Eileen Chang at the University of Hong Kong: An online presentation of images and documents from the archives

Department of Comparative Literature, Faculty of Arts and the University Museum and Art Gallery at the University of Hong Kong (HKU) jointly present — “Eileen Chang at the University of Hong Kong: An online presentation of images and documents from the archives” on the occasion of the centennial celebration of Chang’s birth this year.
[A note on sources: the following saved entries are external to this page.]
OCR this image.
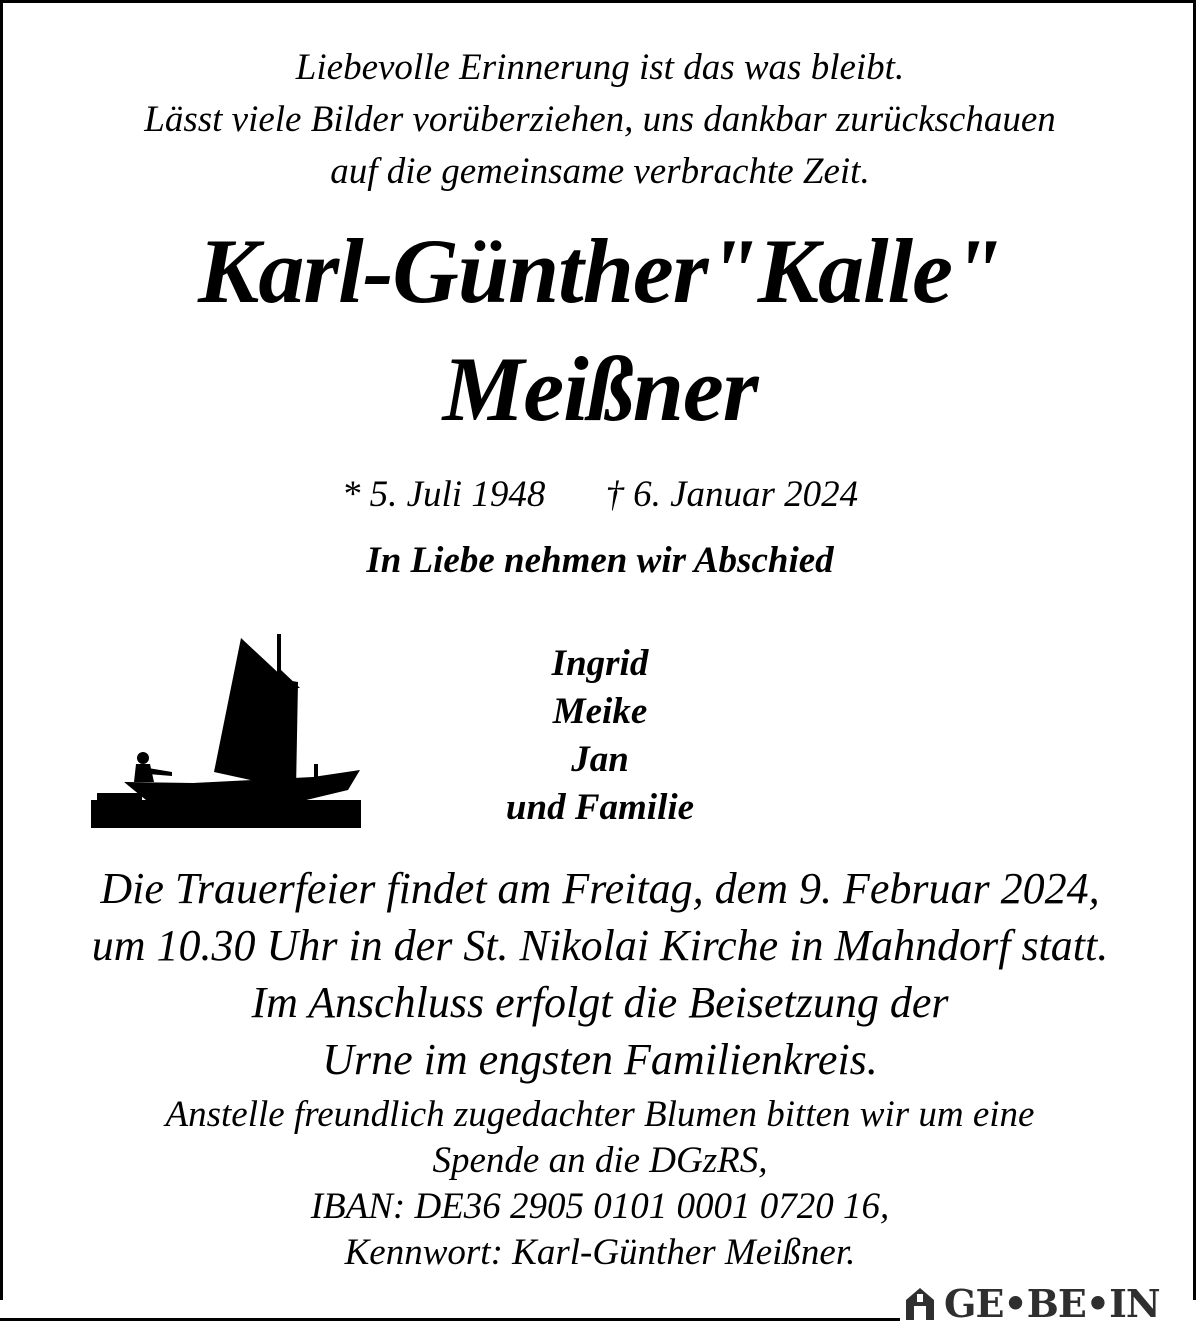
Liebevolle Erinnerung ist das was bleibt.
Lässt viele Bilder vorüberziehen, uns dankbar zurückschauen
auf die gemeinsame verbrachte Zeit.
Karl-Günther"Kalle"
Meißner
* 5. Juli 1948 † 6. Januar 2024
In Liebe nehmen wir Abschied
Ingrid
Meike
Jan
und Familie
Die Trauerfeier findet am Freitag, dem 9. Februar 2024,
um 10.30 Uhr in der St. Nikolai Kirche in Mahndorf statt.
Im Anschluss erfolgt die Beisetzung der
Urne im engsten Familienkreis.
Anstelle freundlich zugedachter Blumen bitten wir um eine
Spende an die DGzRS,
IBAN: DE36 2905 0101 0001 0720 16,
Kennwort: Karl-Günther Meißner.
GE•BE•IN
This online exhibition has been launched today (September 28) on the website of the University Museum and Art Gallery at: https://www.virtual.umag.hku.hk/eileenchang100*

Eileen Chang (1920-1995) was one of the most eminent alumni of HKU Faculty of Arts. She arrived at HKU in August 1939 and left without completing her degree in May 1942 during the Japanese occupation of Hong Kong, when classes had been interrupted by the war since December 1941. Her wartime experience had lasting impact on her, indeed as she wrote in “From the Ashes,” that it “cut too close to the bone, affecting me in an altogether drastic fashion.” The courses she took included English, History, Chinese (Literature & Translation), Logic, and Psychology, and she scored better in English and History than in the others. Her class attendance was near perfect, in stark contrast to her meagre participation in extracurricular activities. In the photograph on her student registration, she wears a dark cheongsam and a dark cardigan, round glasses, and a hesitant smile, pretty much still a high school girl from St. Mary’s Hall in Shanghai (Image 1).
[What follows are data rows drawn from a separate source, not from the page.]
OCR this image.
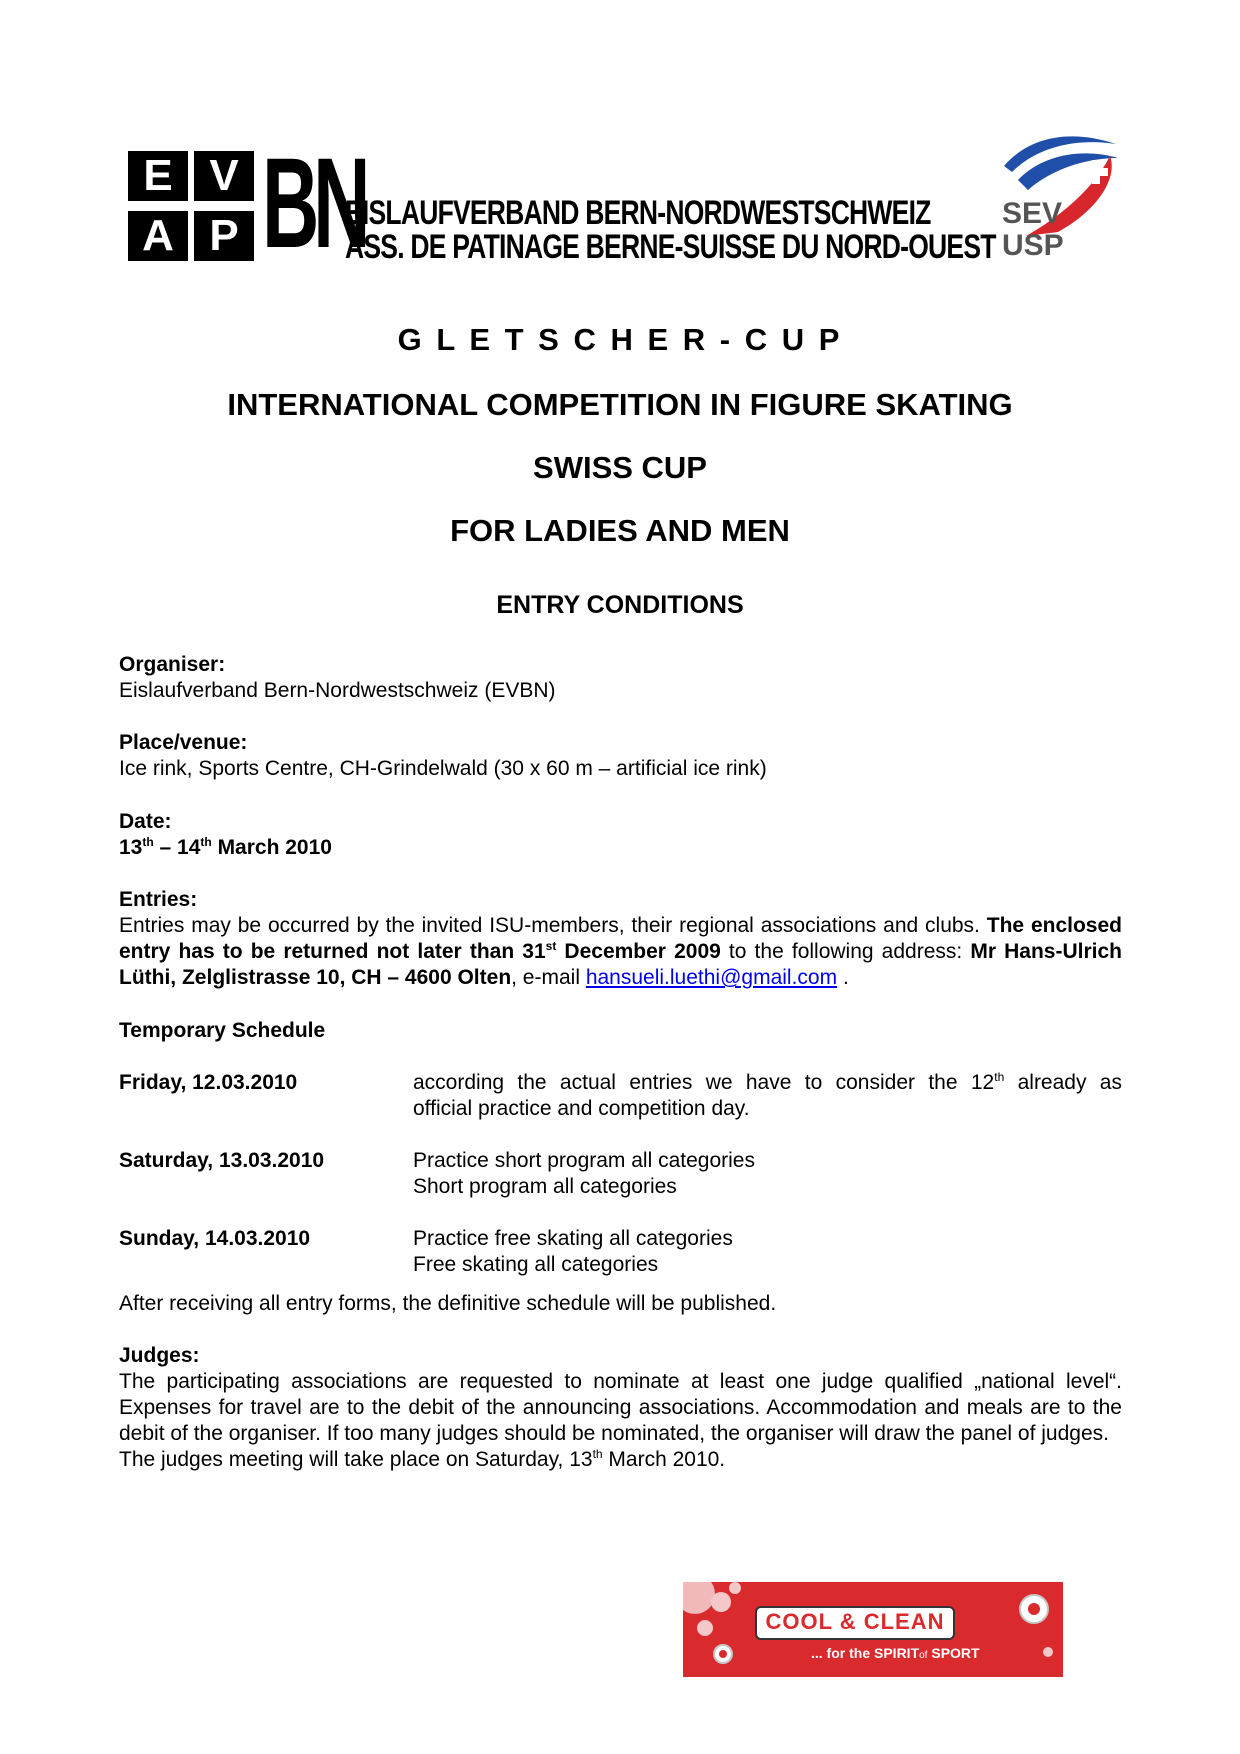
E V
A P BN
EISLAUFVERBAND BERN-NORDWESTSCHWEIZ
ASS. DE PATINAGE BERNE-SUISSE DU NORD-OUEST
SEV
USP
G L E T S C H E R - C U P
INTERNATIONAL COMPETITION IN FIGURE SKATING
SWISS CUP
FOR LADIES AND MEN
ENTRY CONDITIONS
Organiser:
Eislaufverband Bern-Nordwestschweiz (EVBN)
Place/venue:
Ice rink, Sports Centre, CH-Grindelwald (30 x 60 m – artificial ice rink)
Date:
13th – 14th March 2010
Entries:
Entries may be occurred by the invited ISU-members, their regional associations and clubs. The enclosed entry has to be returned not later than 31st December 2009 to the following address: Mr Hans-Ulrich Lüthi, Zelglistrasse 10, CH – 4600 Olten, e-mail hansueli.luethi@gmail.com .
Temporary Schedule
Friday, 12.03.2010	according the actual entries we have to consider the 12th already as
official practice and competition day.
Saturday, 13.03.2010	Practice short program all categories
Short program all categories
Sunday, 14.03.2010	Practice free skating all categories
Free skating all categories
After receiving all entry forms, the definitive schedule will be published.
Judges:
The participating associations are requested to nominate at least one judge qualified „national level“. Expenses for travel are to the debit of the announcing associations. Accommodation and meals are to the debit of the organiser. If too many judges should be nominated, the organiser will draw the panel of judges.
The judges meeting will take place on Saturday, 13th March 2010.
COOL & CLEAN
... for the SPIRITof SPORT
Curated and introduced by Professor Nicole Huang, Chairperson of the Department of Comparative Literature in the Faculty of Arts, this online exhibition pieces together a narrative that highlights the beginning of an extraordinary literary career. We celebrate Chang’s connection with HKU as an important chapter in the history of both the Faculty of Arts and the larger university community.

Drawing from previously unseen material from the HKU Archives and other public and private collections, this exhibition redefines Chang’s solitary experiment as an important chapter in our collective knowledge of global Chinese and global English.  “As Chang’s alma mater and a starting point of her literary journey, HKU and the Faculty of Arts have a responsibility to help preserve her legacy. The narrative that emerges from these images and documents in this online presentation is only the beginning. When public events are permitted again on campus, we will unveil a physical exhibition at the historic Fung Ping Shan Library with a larger collection of images and documents.  Our work will continue and the legacy of Eileen Chang lives on”, said Professor Huang.

Professor Nicole Huang is the Chairperson of the Department of Comparative Literature, Faculty of Arts at the University of Hong Kong. She authored a book on Eileen Chang’s wartime writing titled Women, War, Domesticity: Shanghai Literature and Popular Culture of the 1940s (2005) and co-edited a collection of essays by Eileen Chang called Written on Water (2005).